Friday, October 27, 2006

PuTTY and SubVersion on Windows 2003

One thing we use SubVersion for in the office is for tracking configuration changes to our Linux servers. Everything under /etc or any other file that we change by hand (or with configuration tools) gets put into SVN which tracks the changes. It's possible to do the same thing under Windows (although not everything can be tracked).

A) Install PuTTY on the Win2003 server

1. The usual defaults are fine (install to C:\Program Files\PuTTY)

2. Create a public key (RSA, 2048 bit, no passphrase) and save it somewhere on the Windows 2003 server hard drive. I'd recommend an easy-to-type location because you'll be referencing constantly in batch files.

Security implications:

- Make sure that the account on the SVN server is a limited account, maybe even with a restricted shell. Just in case the authorized_keys file restriction is ever removed by accident.

- Setting the authorized_keys file to only allow "svnserve -t" as a command will keep most attackers from gaining console access to the server. But you're relying on the security of the svnserver application to not have an buffer/overflow exploits that allow shell access.

- Our decision was that the public key on the Win2003 server did not need a passphrase. The risks are worth it in order to be able to script svn commands to shove log files across the wire to the central SVN server every hour.

3. Upload the public key to your SVN server, configure it in the authorized_keys file and restrict it to only allowing command="svnserve -t".

# su accountname
# cd /home/accountname
# mkdir .ssh
# chmod 700 .ssh
# cd .ssh
# cat > machinename@svn.pub
(paste in PuTTY key)
# ssh-keygen -i -f machinename@svn.pub >> authorized_keys
# vi authorized_keys
(add command="svnserve -t" to the front of the new key line)
# chmod 600 *

4. Fire up PuTTY and attempt to connect to your SVN server. That will cache the server's public key in PuTTY's records.

B) Install the SubVersion Win32 command-line client on the server.

1. Install SVN to the default location

2. Right-click on My Computer, Properties, Advanced, Environment Variables

3. Under System Variables, click "New":
Variable name: SVN_ASP_DOT_NET_HACK
Variable value (can be anything at all): _svn

4. Under System Variables, highlight "PATH" and click "Edit". Add ";C:\Program Files\PuTTY" to the end of the PATH statement (which assumes you installed PuTTY to that location)

5. Under User Variables, click "New":
Variable name: SVN_SSH
plink -ssh -l user -pw password
- "user" should be your username on the SVN server
- the "-pw password" is optional if you did not put a passphrase on your key

C) Add the base set of directories to the server.

1. Check connectivity to the SVN server

C:\ svn list svn+ssh://user@svn.example.com/var/svn/repos

(if that doesn't work, go back and verify SSH connectivity)

2. Create a "C" folder in the root of the repository to represent your "C" drive. I usually do it on another system in a temporary folder.
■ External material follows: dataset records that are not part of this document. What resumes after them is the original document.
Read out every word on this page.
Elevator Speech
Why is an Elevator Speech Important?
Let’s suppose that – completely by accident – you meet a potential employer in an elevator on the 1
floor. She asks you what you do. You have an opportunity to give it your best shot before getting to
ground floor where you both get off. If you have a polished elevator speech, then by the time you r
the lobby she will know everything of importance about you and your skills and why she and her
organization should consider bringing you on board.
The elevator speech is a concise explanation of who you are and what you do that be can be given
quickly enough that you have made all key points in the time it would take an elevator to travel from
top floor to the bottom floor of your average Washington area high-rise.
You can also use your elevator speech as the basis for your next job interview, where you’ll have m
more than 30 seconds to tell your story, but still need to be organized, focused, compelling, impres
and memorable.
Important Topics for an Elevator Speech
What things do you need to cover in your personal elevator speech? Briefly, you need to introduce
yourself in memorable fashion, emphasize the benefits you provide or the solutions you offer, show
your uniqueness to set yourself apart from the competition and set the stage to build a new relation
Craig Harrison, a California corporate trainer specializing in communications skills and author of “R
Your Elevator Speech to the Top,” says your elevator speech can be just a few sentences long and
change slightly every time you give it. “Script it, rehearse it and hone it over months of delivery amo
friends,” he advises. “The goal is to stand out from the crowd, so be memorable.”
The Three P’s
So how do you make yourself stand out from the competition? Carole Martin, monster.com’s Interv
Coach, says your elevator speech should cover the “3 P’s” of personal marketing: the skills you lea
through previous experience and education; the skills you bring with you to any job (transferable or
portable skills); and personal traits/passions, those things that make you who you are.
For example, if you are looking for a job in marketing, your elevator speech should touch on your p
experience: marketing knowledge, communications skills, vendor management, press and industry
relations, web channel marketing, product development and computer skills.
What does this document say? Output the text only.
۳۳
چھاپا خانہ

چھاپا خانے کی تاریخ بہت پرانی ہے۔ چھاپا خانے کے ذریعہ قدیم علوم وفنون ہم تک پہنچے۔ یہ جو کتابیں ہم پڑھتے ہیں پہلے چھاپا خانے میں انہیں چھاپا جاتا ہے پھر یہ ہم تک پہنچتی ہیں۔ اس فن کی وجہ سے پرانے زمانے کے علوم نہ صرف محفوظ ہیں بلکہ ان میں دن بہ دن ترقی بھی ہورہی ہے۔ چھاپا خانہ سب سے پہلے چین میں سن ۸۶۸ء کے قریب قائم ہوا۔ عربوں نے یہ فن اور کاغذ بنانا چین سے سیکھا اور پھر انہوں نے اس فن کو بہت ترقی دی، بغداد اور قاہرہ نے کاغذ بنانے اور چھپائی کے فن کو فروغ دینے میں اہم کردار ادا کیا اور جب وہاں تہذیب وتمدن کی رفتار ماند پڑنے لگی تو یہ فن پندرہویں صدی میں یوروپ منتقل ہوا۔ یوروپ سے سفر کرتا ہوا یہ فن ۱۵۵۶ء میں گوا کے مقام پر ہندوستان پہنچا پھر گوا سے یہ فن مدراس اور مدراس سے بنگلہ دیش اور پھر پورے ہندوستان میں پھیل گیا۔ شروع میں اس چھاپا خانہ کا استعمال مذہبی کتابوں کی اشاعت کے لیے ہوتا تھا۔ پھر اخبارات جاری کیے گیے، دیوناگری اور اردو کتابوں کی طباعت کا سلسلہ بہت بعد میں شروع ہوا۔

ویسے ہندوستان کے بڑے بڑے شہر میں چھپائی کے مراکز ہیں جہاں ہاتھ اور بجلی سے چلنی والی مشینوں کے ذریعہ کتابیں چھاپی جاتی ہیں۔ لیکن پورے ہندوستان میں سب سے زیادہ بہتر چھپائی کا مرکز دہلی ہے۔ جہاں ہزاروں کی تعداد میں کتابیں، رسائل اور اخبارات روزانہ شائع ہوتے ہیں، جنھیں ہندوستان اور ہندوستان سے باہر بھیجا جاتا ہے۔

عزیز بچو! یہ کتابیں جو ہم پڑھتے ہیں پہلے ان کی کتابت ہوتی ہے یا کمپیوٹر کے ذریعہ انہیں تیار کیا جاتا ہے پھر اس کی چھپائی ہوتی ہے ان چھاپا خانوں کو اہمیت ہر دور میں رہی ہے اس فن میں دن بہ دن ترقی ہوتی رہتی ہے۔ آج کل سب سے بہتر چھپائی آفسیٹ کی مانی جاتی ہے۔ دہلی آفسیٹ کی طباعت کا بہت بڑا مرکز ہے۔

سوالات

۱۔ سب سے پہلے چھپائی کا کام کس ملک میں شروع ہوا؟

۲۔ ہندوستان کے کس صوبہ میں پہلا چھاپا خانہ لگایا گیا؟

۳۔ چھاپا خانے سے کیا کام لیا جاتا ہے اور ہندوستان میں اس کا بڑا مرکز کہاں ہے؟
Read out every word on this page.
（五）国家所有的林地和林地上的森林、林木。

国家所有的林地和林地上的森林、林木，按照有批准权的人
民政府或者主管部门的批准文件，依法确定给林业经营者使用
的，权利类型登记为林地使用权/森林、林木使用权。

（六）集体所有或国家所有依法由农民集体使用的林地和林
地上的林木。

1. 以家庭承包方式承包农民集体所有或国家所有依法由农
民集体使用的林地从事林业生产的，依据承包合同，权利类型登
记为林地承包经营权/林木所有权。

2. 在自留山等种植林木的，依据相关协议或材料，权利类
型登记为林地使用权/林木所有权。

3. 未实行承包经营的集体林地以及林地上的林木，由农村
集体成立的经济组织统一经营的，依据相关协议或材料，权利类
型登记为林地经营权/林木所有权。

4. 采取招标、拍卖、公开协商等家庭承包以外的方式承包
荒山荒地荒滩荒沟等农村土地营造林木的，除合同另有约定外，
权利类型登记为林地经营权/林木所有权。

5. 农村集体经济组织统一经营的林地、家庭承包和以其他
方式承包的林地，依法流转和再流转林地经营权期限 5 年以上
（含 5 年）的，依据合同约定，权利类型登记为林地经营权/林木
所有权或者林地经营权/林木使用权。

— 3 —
3. Do the default checkout to the root of C: and D:

C:\ svn co svn+ssh://user@svn.example.com/var/svn/repos/C .
D:\ svn co svn+ssh://user@svn.example.com/var/svn/repos/D .
(note the "." at the end of the command)

4. Start adding folders and files to the SVN repository.

C:\ svn add -N Data
C:\ svn add -N Data\Logs
C:\ svn ci -m "log folder"

Tuesday, October 03, 2006

Short list of NTFSClone commands

This assumes that you have a hidden Linux partition (ext2/ext3) on the hard drive and that you're creating an image on that hidden drive. Most of the time that means you're writing to either /dev/hda2 or /dev/sda2, but you should double-check that.

List the partitions on the known hard drives:
# fdisk -l

Mount the hidden Linux partition:
# mkdir /mnt/image
# mount /dev/hda2 /mnt/image
# mkdir /mnt/image/machinename-date
# cd /mnt/image/machinename-date


Image the drive (be very careful with commands!):
# sfdisk -d /dev/hda > machinename-date-hda.sfdisk.dump
# dd if=/dev/hda bs=512 count=1 of=machinename-date-hda.mbr
# ntfsclone -s -o - /dev/hda1 | gzip | split -b 500m - machinename-date-ntfsclone-hda1.img.gz_


Notes:

- There are two places in the command where a "-" appears by itself. These are critical as they tell ntfsclone to pipe to standard output ("-o -") and that the split command should pull from standard input ("-" by itself).

- You'll probably want to use the underscore ("_") on the end of the image filename so that split adds the 2-letter suffix (aa, ab, ac, etc) in a way that is not confusing.

- Note, the split size of 500MB is used in order to avoid the 2GB limit when writing to SMB network shares. Plus it lets you spread the files across multiple disks if needed.